UK homebuilders were winners on reports the UK will extend subsidies for homebuyers beyond December when they would otherwise have rolled off. Barratt Developments rose 4.7 percent and Bellway gained 4.9 percent. Luxury shares underperformed, with French luxury conglomerate LVMH and French clothing company Moncler down 4.1 percent and 5.3 percent, respectively, as store closings led to very disappointing quarterly earnings.

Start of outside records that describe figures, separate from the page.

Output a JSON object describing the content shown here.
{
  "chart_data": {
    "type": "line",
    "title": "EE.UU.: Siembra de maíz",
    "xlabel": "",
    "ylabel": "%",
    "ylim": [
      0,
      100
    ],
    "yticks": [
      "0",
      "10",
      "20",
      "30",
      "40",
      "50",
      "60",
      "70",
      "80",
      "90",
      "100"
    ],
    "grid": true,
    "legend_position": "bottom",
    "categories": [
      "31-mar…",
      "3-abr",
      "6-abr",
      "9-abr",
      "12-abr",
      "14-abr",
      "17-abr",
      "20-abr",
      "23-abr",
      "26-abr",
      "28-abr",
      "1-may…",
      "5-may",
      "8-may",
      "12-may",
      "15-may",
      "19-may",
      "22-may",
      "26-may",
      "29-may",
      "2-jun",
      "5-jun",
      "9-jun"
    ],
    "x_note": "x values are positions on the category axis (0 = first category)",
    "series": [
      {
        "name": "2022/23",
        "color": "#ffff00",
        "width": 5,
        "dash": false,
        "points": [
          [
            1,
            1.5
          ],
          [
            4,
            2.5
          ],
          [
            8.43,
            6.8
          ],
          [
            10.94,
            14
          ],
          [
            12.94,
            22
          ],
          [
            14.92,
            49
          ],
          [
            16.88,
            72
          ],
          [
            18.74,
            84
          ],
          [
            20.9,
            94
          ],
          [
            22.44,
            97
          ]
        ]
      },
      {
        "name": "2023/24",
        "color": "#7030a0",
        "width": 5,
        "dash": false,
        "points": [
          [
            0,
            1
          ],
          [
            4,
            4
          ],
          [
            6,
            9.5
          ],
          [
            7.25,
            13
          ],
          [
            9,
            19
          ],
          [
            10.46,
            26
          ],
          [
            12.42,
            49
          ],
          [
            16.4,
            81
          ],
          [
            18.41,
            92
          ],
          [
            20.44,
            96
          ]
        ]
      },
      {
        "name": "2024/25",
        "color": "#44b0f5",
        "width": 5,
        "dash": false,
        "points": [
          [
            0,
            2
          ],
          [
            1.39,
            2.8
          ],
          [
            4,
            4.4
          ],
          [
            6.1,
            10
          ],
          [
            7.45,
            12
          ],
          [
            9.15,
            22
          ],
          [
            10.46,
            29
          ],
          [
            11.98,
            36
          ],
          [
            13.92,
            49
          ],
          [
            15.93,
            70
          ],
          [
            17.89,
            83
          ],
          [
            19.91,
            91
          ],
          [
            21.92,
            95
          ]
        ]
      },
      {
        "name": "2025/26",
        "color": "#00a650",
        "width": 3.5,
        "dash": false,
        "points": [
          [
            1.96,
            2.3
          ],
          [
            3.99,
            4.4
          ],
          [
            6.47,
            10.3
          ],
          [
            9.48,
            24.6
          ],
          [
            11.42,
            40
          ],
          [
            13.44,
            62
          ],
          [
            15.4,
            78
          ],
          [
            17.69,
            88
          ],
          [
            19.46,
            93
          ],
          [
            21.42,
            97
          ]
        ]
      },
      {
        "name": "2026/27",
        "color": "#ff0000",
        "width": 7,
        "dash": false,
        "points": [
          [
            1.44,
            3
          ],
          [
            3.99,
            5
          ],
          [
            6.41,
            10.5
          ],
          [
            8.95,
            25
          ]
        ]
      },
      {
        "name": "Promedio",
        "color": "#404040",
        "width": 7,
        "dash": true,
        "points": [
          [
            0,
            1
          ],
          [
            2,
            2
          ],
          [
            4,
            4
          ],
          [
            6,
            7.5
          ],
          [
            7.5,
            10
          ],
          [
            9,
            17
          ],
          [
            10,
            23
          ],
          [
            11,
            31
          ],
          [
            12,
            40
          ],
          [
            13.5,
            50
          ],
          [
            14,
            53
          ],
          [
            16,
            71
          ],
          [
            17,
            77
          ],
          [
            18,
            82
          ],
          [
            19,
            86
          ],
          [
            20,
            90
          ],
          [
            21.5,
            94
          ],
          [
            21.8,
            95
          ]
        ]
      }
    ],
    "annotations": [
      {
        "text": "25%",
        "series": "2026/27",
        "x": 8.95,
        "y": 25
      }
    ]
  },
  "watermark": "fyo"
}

Saatchi, the UK ad agency, was a big winner, up 19 percent on a positive earnings surprise. Arcadis, the UK design and engineering firm, rose 13 percent on upbeat quarterly results. On the downside, Akka Technologies, the Belgian consulting group, fell 20 percent on a revenues miss for the first half and a downgrade at Louis Capital Markets. Sig Combibloc, the Swiss packaging company, fell 7 percent after weaker than expected first half results.

Asia Pacific

Major Asian markets again posted mixed results Tuesday, with a bare regional data calendar keeping much of the focus on company-specific news. Japan's Nikkei and Topix indices underperformed with losses of 0.3 percent and 0.5 percent, with shares of auto-makers Mitsubishi dropping sharply after it reported Monday that it expects a large operating loss this fiscal year. This was partly offset by a solid gain in shares of manufacturer Fujifilm after the US Administration awarded it a major contract to develop a potential coronavirus vaccine. Australia's All Ordinaries index fell 0.4 percent on the day, largely reflecting declines for major banks.

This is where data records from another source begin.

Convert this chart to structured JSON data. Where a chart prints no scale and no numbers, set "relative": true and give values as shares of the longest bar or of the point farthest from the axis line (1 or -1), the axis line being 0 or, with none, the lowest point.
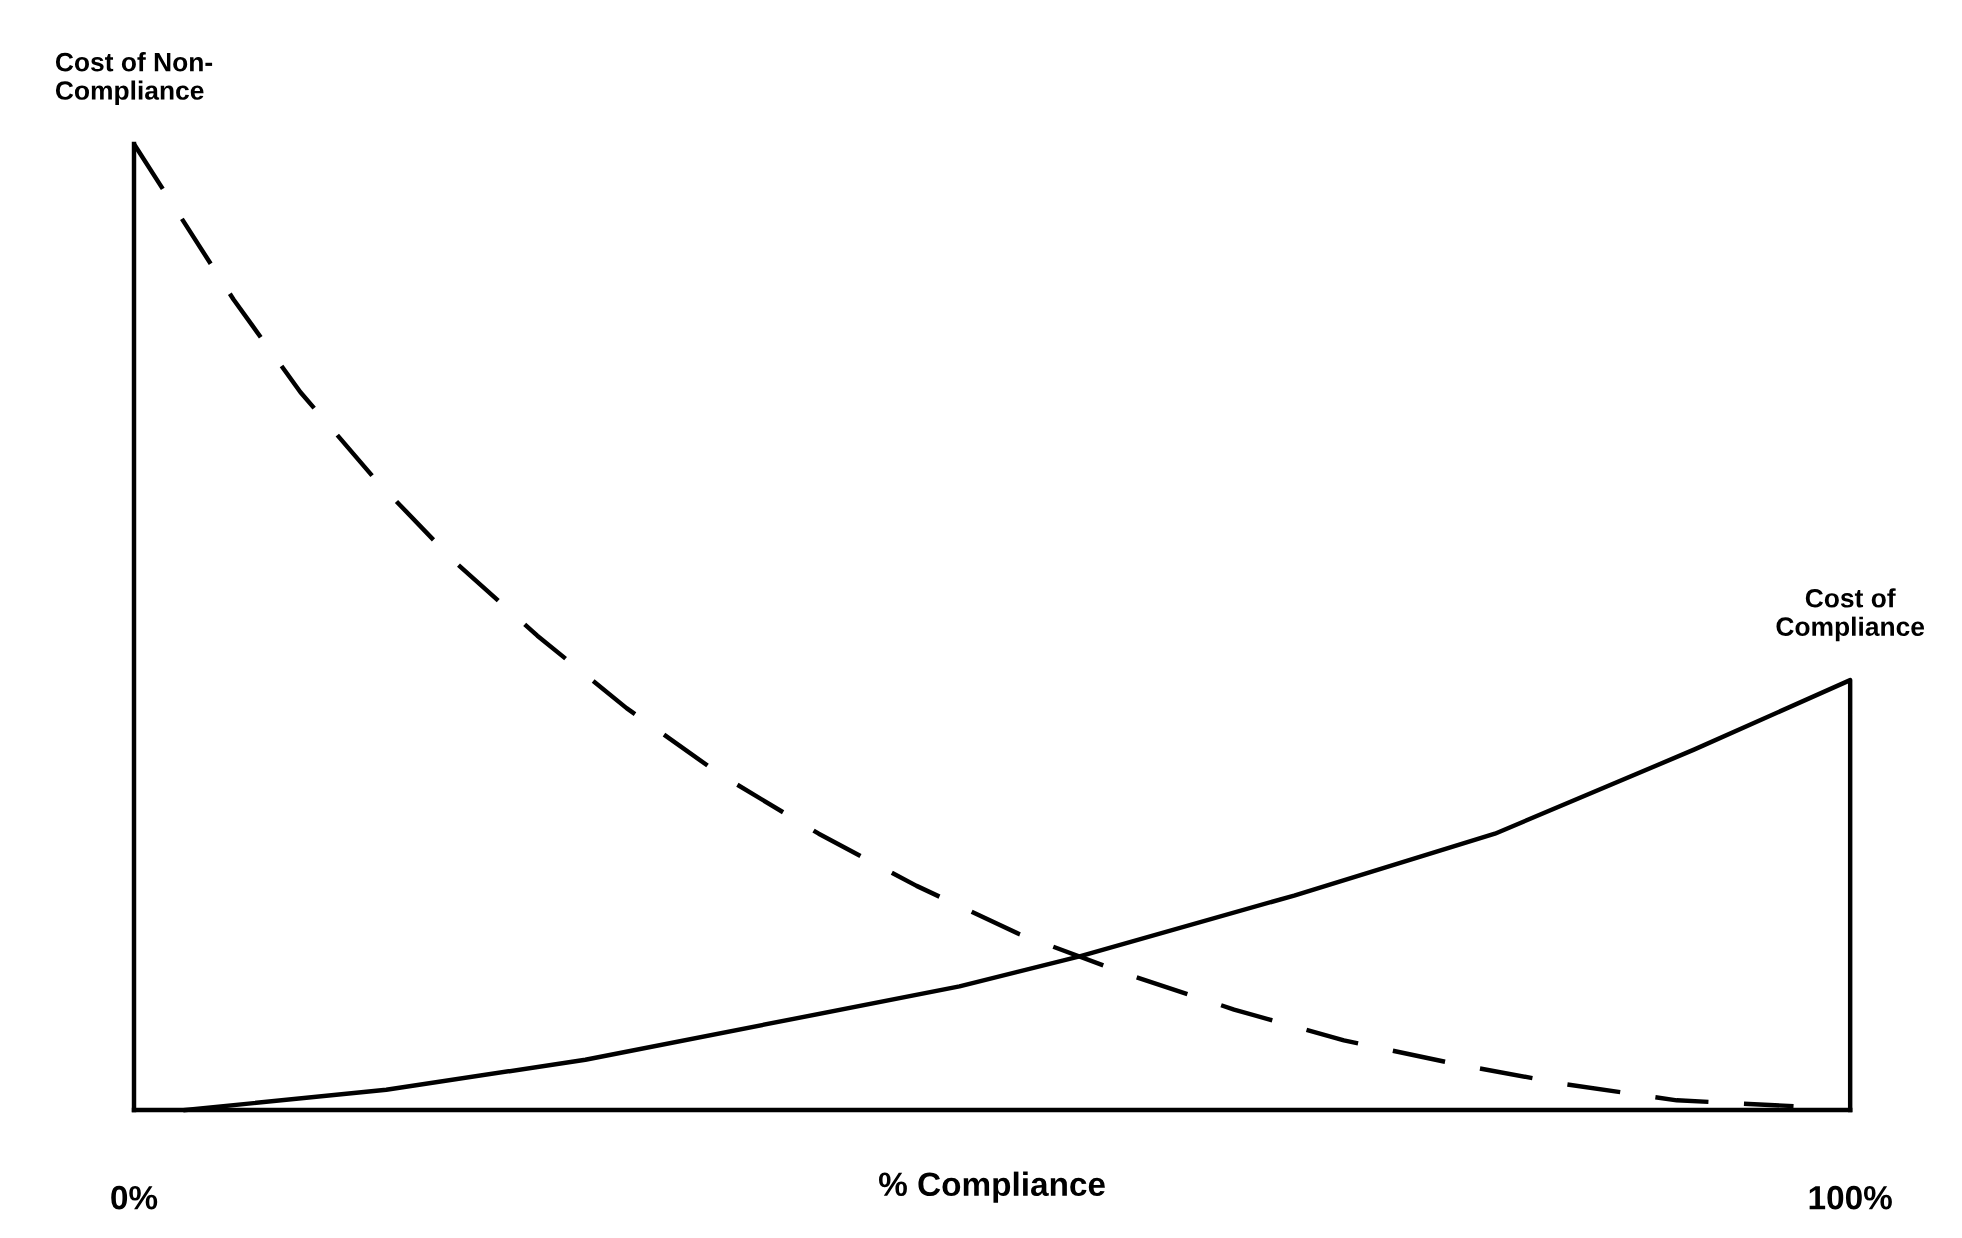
{
  "chart_data": {
    "type": "line",
    "xlabel": "% Compliance",
    "relative": true,
    "xlim": [
      0,
      100
    ],
    "xticks": [
      {
        "value": 0,
        "label": "0%"
      },
      {
        "value": 100,
        "label": "100%"
      }
    ],
    "tick_labels": "x",
    "series": [
      {
        "name": "Cost of Non-\nCompliance",
        "color": "#000000",
        "line_style": "dashed",
        "x": [
          0,
          5.8,
          9.7,
          14.1,
          18.6,
          23.5,
          28.7,
          34.1,
          39.9,
          45.6,
          51.6,
          57.8,
          64.1,
          70.5,
          76.9,
          83.3,
          89.9,
          96.7
        ],
        "values": [
          1.0,
          0.839,
          0.743,
          0.652,
          0.569,
          0.491,
          0.416,
          0.348,
          0.286,
          0.232,
          0.182,
          0.141,
          0.104,
          0.072,
          0.048,
          0.027,
          0.01,
          0.004
        ]
      },
      {
        "name": "Cost of\nCompliance",
        "color": "#000000",
        "line_style": "solid",
        "x": [
          3.0,
          14.7,
          26.3,
          48.1,
          55.1,
          67.6,
          79.3,
          90.9,
          100,
          100
        ],
        "values": [
          0,
          0.021,
          0.052,
          0.128,
          0.159,
          0.222,
          0.286,
          0.373,
          0.445,
          0
        ]
      }
    ]
  }
}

Hong Kong's Hang Seng index closed up 0.7 percent, with a new index consisting of major locally-listed technology firms posting a solid gain and outperforming the broader market on Tuesday after it was launched Monday. Hong Kong listed automaker Dongfeng Motor Group also surged after announcing plans to list on the Shenzhen stock exchange. The Shanghai Composite index also rose 0.7 percent on the day.

Looking ahead*

On Wednesday in Asia/Pacific, Australian CPI and Hong Kong GDP reports are scheduled. In Europe, Italian PPI and UK M4 money supply figures will be released. In North America, the FOMC will make its policy announcement and the Fed chair will conduct a press conference, plus US international trade in goods, US retail and wholesale inventories, and US pending home sales reports are due for release.